We know emergency situations can (and will at some point) happen in your class. It may be minor, such as a student becoming sick in your room, or even a practice event like a fire drill or tornado drill. Hopefully you won't encounter a real life-threatening emergency. But you should always be prepared for such instances.
Fire drills are probably the most common situations you will encounter. The best way to handle these is to teach your students what to do in the event of a drill or an actual evacuation. Yes, you can teach this to your students. Fire drills are to be surprises only WHEN they occur, not a surprise in WHAT to do. It is good practice for your students to know exactly what the procedure to follow is. The most important part is to be sure YOU fully understand the school's fire drill procedure and you can confidently teach it to your students.
Making sure all of your students are accounted for is your main responsibility. Thus, your attendance taking is very important. You want to make sure you have a means of carefully checking attendance when you and your students reach your destination. Have your grade book, attendance sheets, or a class roster easily accessible and always in the same location so you can grab it as you leave the room. I use the class roster file on my handheld because it's always with me.

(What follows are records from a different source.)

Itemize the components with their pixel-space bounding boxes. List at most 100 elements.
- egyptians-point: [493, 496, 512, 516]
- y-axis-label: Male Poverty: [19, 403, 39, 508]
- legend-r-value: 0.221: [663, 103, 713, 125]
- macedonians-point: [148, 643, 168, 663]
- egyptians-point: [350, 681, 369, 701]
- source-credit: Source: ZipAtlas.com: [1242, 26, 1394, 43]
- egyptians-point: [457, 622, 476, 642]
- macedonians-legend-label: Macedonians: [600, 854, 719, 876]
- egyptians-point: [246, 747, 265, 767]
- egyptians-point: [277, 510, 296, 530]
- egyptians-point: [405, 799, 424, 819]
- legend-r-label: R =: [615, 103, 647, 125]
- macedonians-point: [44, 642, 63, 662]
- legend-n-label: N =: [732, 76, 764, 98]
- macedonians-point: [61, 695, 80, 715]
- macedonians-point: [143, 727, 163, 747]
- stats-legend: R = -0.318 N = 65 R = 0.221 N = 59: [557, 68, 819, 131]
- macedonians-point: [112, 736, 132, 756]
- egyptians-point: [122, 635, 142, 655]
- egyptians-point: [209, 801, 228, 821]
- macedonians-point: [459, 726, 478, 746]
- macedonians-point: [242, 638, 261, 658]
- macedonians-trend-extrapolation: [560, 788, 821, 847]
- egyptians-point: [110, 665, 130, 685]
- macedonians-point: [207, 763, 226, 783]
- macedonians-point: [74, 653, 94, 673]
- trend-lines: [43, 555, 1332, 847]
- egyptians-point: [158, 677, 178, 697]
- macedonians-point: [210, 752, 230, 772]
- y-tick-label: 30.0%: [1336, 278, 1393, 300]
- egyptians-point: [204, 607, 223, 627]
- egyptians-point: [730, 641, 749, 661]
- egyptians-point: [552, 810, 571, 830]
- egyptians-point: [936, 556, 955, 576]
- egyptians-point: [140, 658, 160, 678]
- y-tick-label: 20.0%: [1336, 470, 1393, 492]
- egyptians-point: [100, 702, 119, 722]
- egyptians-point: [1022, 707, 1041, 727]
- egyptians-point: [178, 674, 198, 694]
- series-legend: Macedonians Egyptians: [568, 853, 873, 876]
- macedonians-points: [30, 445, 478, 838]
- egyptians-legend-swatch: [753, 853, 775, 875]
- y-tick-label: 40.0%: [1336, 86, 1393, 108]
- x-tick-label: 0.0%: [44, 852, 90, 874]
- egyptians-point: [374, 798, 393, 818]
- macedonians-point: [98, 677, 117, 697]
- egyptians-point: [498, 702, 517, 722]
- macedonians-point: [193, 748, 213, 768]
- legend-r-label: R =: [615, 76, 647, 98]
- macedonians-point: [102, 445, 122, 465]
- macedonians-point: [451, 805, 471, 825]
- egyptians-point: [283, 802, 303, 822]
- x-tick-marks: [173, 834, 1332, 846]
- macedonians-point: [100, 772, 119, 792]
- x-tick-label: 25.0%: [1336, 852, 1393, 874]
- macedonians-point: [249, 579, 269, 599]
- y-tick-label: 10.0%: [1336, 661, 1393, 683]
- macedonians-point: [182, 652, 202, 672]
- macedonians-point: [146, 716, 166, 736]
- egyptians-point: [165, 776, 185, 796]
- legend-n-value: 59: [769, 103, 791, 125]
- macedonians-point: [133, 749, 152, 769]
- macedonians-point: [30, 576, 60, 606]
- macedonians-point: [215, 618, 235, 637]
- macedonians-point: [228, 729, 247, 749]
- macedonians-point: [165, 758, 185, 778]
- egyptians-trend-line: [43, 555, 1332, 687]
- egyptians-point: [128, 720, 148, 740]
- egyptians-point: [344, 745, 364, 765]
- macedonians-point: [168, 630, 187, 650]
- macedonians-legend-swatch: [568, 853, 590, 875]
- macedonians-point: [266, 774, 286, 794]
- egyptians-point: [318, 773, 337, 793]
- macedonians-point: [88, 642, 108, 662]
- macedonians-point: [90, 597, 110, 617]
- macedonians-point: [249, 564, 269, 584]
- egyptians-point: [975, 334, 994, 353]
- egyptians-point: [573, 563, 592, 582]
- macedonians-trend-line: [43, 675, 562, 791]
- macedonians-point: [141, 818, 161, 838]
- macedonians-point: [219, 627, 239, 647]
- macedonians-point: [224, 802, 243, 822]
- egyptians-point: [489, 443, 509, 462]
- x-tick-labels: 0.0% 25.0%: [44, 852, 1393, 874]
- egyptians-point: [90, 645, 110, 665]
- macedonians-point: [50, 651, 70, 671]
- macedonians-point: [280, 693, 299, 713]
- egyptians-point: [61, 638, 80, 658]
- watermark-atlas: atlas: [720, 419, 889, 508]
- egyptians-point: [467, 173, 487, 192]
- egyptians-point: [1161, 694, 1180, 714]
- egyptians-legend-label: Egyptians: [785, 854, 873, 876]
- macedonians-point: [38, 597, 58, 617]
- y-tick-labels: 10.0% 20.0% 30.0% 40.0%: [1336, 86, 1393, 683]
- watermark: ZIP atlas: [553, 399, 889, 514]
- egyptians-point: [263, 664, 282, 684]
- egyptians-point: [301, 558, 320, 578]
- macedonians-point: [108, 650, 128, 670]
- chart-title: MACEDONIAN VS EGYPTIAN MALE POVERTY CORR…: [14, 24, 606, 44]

Teach your students to exit the room carefully yet quickly. Instruct them in which direction to turn from your doorway, and what exit is to be used. Always have your kids line up and stay organized so you can take attendance easily.
And let them know why it's important to maintain composure and control, not playing or wandering around. If you are new to the building, your students will probably already know where to go! The trick will be getting them there quickly and maintaining order.
You'll want to let the students know how to react to different situations. They may find themselves in the hallway heading back from the library, in the rest room, or involved in a group activity in a far corner of your classroom.
Obviously more urgent matters will constitute true emergencies, and it is very difficult to prepare for these. Hopefully your school has a comprehensive plan to cover bomb threats, intruders, inclement weather, and other emergencies. Take time to carefully read through and understand these procedures, so when an emergency does occur, you can confidently lead your students. The students will respond to you when you give direct, confident directions.